伏泽听他这敷衍凑合的语气实在忍不住呵呵一笑。
“就没个东西到您老这儿不是勉强的,不过现在你也没那个条件再换一个,就勉强用着吧,况且四笺就在暮城,要得到也费不了多少力气和时间,不过。”
说到这儿伏泽的语气明显有些为难。
“得到不费力,但找到,恐怕还有些难度,这四笺本有认主的意识,又加上现在几乎没人懂怎么使用,如此一来要察觉到位置所在似乎就有点虚无缥缈,你在这儿又逗留不了多久,得想个法子才是。”
闻得伏泽略着急的话秦丘晟反应倒是要淡得许多:“有苏后生的血能找到。”
“这有苏王脉血指路的事我也知道,可问题就在得找到其中一块这血才起得了作用不是。”听秦丘晟这不紧不慢的说话语气,伏泽突然有种自己才是那个力量被封印的人的感觉,似乎有种皇上不急太监急的意思。
“蒲兴闻手里有青木笺。”
“此话当真?!我这就去将东西拿来。”说罢匆匆挂掉了电话。
秦丘晟听着电话里的嘟声略微皱眉,似乎有了这个东西以后被反撂的次数明显增多了。
当知蒲兴闻手中有四笺之一,伏泽不惜以一阵风儿的速度找到了蒲兴闻。
此时的蒲兴闻才被放贷的人追着打了一顿,正鼻青脸肿一瘸一拐地扶着墙回学校。
收债的放话两天之内不还钱就卸他双腿,可现在这身无分文的穷酸破败样哪儿拿钱还人,最后还得借了凑钱的理由遁回学校,谁知半路走着走着就突然出现了个挡路人。
“蒲家小子,你爷爷传给你的青木笺在哪儿。”伏泽挡在他身前沉声问道。
浦兴闻当哪儿来的人挡着他的道儿,先前又被揍了一顿心里正窝着火,还没看清来人就开口叫嚣道。
“谁搁爷面前杵着呢!好狗不挡这道理不懂啊!爷正上火呢,信不信一冲动就把你小子削......”话还没说完,抬头慢慢将眼前人看了个全面。
一袭英伦灰色风衣下笼罩着伏泽高挑的身材,黑色眼镜下映现出一张温润却不失男性英气的脸。

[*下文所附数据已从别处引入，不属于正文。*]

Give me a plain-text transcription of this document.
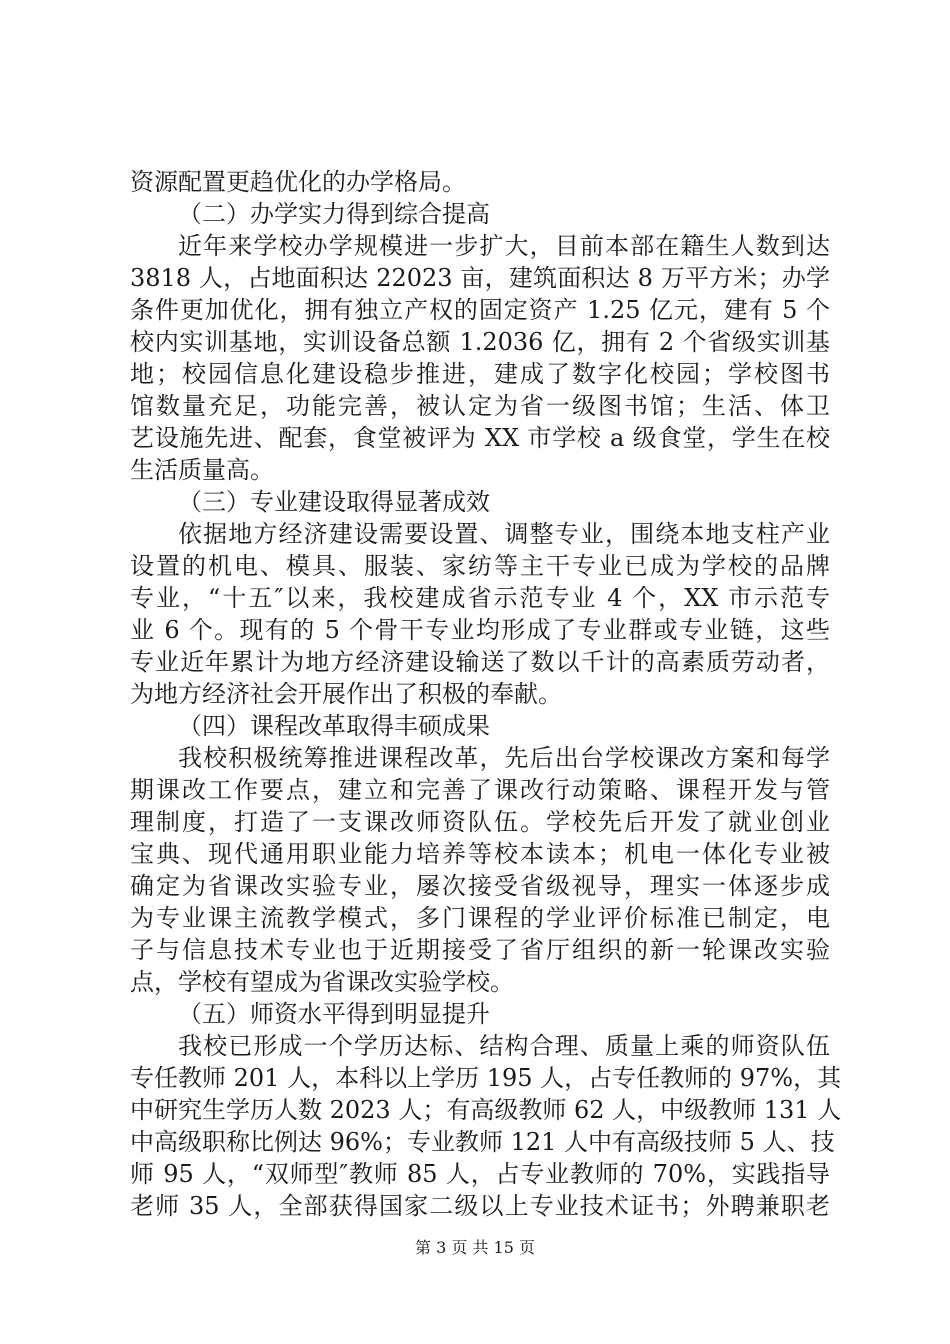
资源配置更趋优化的办学格局。
（二）办学实力得到综合提高
近年来学校办学规模进一步扩大，目前本部在籍生人数到达
3818 人，占地面积达 22023 亩，建筑面积达 8 万平方米；办学
条件更加优化，拥有独立产权的固定资产 1.25 亿元，建有 5 个
校内实训基地，实训设备总额 1.2036 亿，拥有 2 个省级实训基
地；校园信息化建设稳步推进，建成了数字化校园；学校图书
馆数量充足，功能完善，被认定为省一级图书馆；生活、体卫
艺设施先进、配套，食堂被评为 XX 市学校 a 级食堂，学生在校
生活质量高。
（三）专业建设取得显著成效
依据地方经济建设需要设置、调整专业，围绕本地支柱产业
设置的机电、模具、服装、家纺等主干专业已成为学校的品牌
专业，“十五″以来，我校建成省示范专业 4 个，XX 市示范专
业 6 个。现有的 5 个骨干专业均形成了专业群或专业链，这些
专业近年累计为地方经济建设输送了数以千计的高素质劳动者，
为地方经济社会开展作出了积极的奉献。
（四）课程改革取得丰硕成果
我校积极统筹推进课程改革，先后出台学校课改方案和每学
期课改工作要点，建立和完善了课改行动策略、课程开发与管
理制度，打造了一支课改师资队伍。学校先后开发了就业创业
宝典、现代通用职业能力培养等校本读本；机电一体化专业被
确定为省课改实验专业，屡次接受省级视导，理实一体逐步成
为专业课主流教学模式，多门课程的学业评价标准已制定，电
子与信息技术专业也于近期接受了省厅组织的新一轮课改实验
点，学校有望成为省课改实验学校。
（五）师资水平得到明显提升
我校已形成一个学历达标、结构合理、质量上乘的师资队伍
专任教师 201 人，本科以上学历 195 人，占专任教师的 97%，其
中研究生学历人数 2023 人；有高级教师 62 人，中级教师 131 人
中高级职称比例达 96%；专业教师 121 人中有高级技师 5 人、技
师 95 人，“双师型″教师 85 人，占专业教师的 70%，实践指导
老师 35 人，全部获得国家二级以上专业技术证书；外聘兼职老
第 3 页 共 15 页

蒲兴闻等看清来人的脸瞬间将嘴巴闭了个扎实,态度更是来了个大转变。
先前虽然和此人没说过话,但好歹也是秦丘晟的朋友,能和秦家人走到一起的定是非富即贵,再加上秦丘晟又欠着老爷子的大恩情,理应对自己也尊重着,如果能和此人攀上点交情,那还两千万就是不费吹灰之力的事。
“哎呦!哥!原来是你啊!”蒲兴闻一拍掌两眼放光,开口这一声饱含情绪的哥,按有苏灵的话来说,是比叫自己的亲哥还亲。
这突如其来的热情把伏泽给弄的一时半会儿不知该作何反应,印象中确实去过蒲宅两次,但也不记得和这蒲小公子有过交谈,更别问这从何而来的交情。
“蒲小公子,青木笺被你放在了何处?”伏泽耐着性子又开口问道。
“青木笺?你说那块破牌子,当给天桥算命老头儿了。”蒲兴闻低眉顺眼巴巴的看着眼前的金山,咋眼瞧去,还真有种生怕没把人伺候周到的错觉。
谁知伏泽听后勃然大怒:“当了!”
蒲兴闻也是被他的气势吓得一懵,连回话的声音都变得跟蚊子一般大小:“是啊,看着没什么用处就给当了。”
伏泽冷哼一声:“你爷爷留给你的东西就这么糟蹋,也不怕他夜半来敲你的门!”
先前也是对蒲兴闻的败家略有耳闻,如今见到着活的差点没被他气地心梗,荒古流传的秘宝居然被拿去当钱,贪婪无知!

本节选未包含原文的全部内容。